Halls of the Mandarins
There are two halls, one for military mandarins and one for civic mandarins that used the halls as dressing areas when preparing for functions. They wore ceremonial robes, some of which are on display.
Forbidden Purple City
The 25 acre Forbidden Purple City was home to the queen, concubines, female servants and court eunuchs, and the only man allowed inside was the Emperor. Trespassing by any other male was a bad idea as it was punishable by death. There was once 60 buildings in the area but very little of them remains today because the area was badly damaged during the Tet Offensive.
Thai Hoa Palace
The grand throne palace of the emperors contains a grand throne (of course!) in a large room featuring 80 red lacquered wooden columns and golden dragons symbolising the Nguyen Dynasty.
|Dynastic urns, Hue Citadel, Vietnam|
Nine Dynastic Urns
Nine of the largest urns I have ever seen stand outside the Hien Lam Pavillion. Each of these enormous, dark-coloured urns has tremendous presence and is for one of the Nguyen emperors. Their power is represented in the ornate bas-relief carvings of powerful symbols.
Ten Nguyen emperors are honoured in The Mieu, which is a sort of memorial to them. Richly decorated tall chests line a long room, displaying a photo of each emperor. According to our guide, one emperor had over 140 children and another had none, despite having 131 wives, due to him having contracted mumps during childhood.
|Outside The Mieu, Hue Citadel, Vietnam|
As any sensible chap knows, it is important to take good care of your mother.

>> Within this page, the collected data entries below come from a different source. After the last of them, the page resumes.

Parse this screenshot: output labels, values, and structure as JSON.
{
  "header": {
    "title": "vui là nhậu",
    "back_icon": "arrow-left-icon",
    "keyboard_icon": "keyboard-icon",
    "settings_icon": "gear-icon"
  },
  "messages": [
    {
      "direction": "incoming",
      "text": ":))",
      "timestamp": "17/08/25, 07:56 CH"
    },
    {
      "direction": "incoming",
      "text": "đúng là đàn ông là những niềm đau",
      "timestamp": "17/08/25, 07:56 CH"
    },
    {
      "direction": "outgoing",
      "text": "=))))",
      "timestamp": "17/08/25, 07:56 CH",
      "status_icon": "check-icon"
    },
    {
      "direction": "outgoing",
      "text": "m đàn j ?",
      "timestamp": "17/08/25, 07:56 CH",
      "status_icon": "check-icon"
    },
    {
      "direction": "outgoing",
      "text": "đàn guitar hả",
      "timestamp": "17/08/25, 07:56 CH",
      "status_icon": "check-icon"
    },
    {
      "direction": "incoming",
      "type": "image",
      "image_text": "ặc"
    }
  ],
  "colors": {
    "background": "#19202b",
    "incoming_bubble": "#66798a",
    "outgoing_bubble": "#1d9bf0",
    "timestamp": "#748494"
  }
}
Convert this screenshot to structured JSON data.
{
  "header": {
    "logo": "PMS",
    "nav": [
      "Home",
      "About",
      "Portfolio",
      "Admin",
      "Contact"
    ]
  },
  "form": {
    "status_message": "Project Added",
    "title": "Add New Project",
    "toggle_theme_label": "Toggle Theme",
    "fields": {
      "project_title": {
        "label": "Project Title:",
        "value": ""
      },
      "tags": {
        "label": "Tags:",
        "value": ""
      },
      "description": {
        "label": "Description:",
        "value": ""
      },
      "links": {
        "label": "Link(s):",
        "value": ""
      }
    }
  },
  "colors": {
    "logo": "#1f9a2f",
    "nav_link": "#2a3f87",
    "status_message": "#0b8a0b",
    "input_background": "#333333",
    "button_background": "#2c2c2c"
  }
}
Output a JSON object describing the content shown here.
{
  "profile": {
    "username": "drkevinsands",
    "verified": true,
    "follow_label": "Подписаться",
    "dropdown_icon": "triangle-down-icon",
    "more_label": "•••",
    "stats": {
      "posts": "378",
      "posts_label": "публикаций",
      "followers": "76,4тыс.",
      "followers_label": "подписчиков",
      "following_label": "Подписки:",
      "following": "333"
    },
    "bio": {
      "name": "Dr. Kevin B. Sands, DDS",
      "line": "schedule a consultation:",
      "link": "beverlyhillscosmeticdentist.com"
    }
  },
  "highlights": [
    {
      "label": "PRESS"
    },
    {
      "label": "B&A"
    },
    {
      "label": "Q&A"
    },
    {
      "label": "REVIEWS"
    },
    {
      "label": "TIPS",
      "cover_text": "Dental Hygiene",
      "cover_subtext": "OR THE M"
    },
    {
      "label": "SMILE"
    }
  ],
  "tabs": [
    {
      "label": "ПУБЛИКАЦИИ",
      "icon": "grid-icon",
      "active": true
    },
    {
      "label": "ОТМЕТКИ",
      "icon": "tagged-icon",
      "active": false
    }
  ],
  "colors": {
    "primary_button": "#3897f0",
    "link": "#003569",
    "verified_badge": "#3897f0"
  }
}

The Hung Mieu complex was dedicated to Emeror Gia Long’s mother and father in the 19th century and is traditionally where the Kings’ mothers lived. Ornately decorated, the buildings feature glazed carvings on the tiled roofs and dragons peer down from rooftops. The peaceful paved courtyard features small trees and flowers. Between here and the Royal Palace there is a very interesting display of historic photographs showing the Citadel and its inhabitants in their prime.
|Hung Mieu gardens, Hue Citadel, Vietnam|
The extravagantly decorated Royal Theatre would, in its heyday, have been an incredible venue for entertainment. Beneath the pagoda-style roof, the building has a colourful interior and is peppered with golden dragons.
The key to enjoying a visit to Hue’s Citadel is to go expecting ruins. While some buildings are still in tact, they are very few and a lot of the Citadel has been reduced to rubble and weeds. The Citadel’s lure for tourists has been noticed however and reconstruction efforts are ongoing but they are far from complete. To avoid disappointment, due to the lack of information and signage available on site, I recommend hiring a local guide to show you around the Imperial Citadel or taking a detailed guidebook with you.